Rodolfo 25/4/2008, 14:53

UMA DÚVIDA DE UM JOVEM:
Pra mim que só tenho um conhecimento livresco do que seja uma revolução, além da dúvida sobre a capacidade de vencer belicamente, tenho a dúvida sobre se, numa estrutura tão complexa como o é a sociedade de hoje, os trabalhadores possuem realmente capacidade de administrar diretamente a sociedade. Será que não chegamos num grau tão amplo de complexização na qual seja sempre necessário a gestão por parte de uma elite muito bem instruída?
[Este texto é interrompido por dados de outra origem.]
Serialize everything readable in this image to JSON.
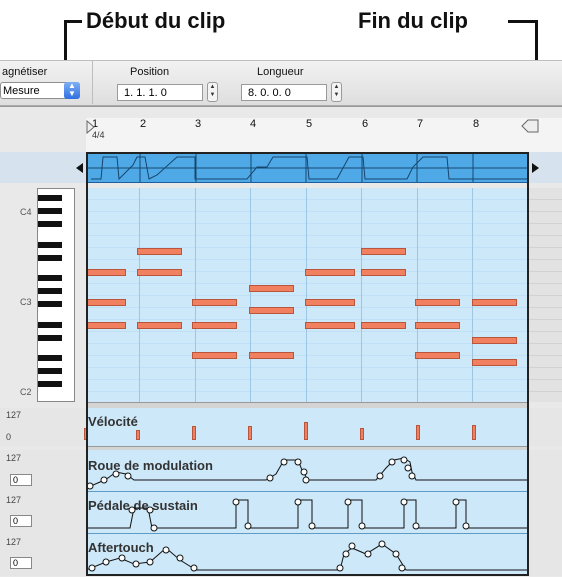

João Bernardo 3/5/2008, 16:30

Sem dúvida que a tecnologia é hoje muito mais complexa, mas isto significa também que dispomos de meios técnicos mais eficazes para administrar essa complexidade. Aliás, os altos gestores e administradores limitam-se a ditar as grandes orientações estratégicas, e quem as implementa na prática não são eles mas os trabalhadores qualificados. Vou dar o exemplo de um dos sectores mais complexos de administrar. No Brasil, a longuíssima greve de zelo (operação padrão) dos controladores aéreos mostrou que os grandes patrões do tráfico aéreo nada dirigem se a força de trabalho qualificada não estiver disposta a aplicar as suas directivas. Acho que o problema principal de uma época revolucionária consiste na criação de novas instituições de decisão popular que consigam formular estratégias de outro tipo, e que mesmo numa fase inicial não faltarão trabalhadores com qualificações suficientes para passarem à prática essas estratégias. Depois terá de haver lutas para que as qualificações se ampliem, senão aqueles que as possuem converter-se-ão numa nova elite. É esta a complexidade de um processo revolucionário, que combate os inimigos externos e ao mesmo tempo tem de combater os novos inimigos internos. Não é de um dia para o outro.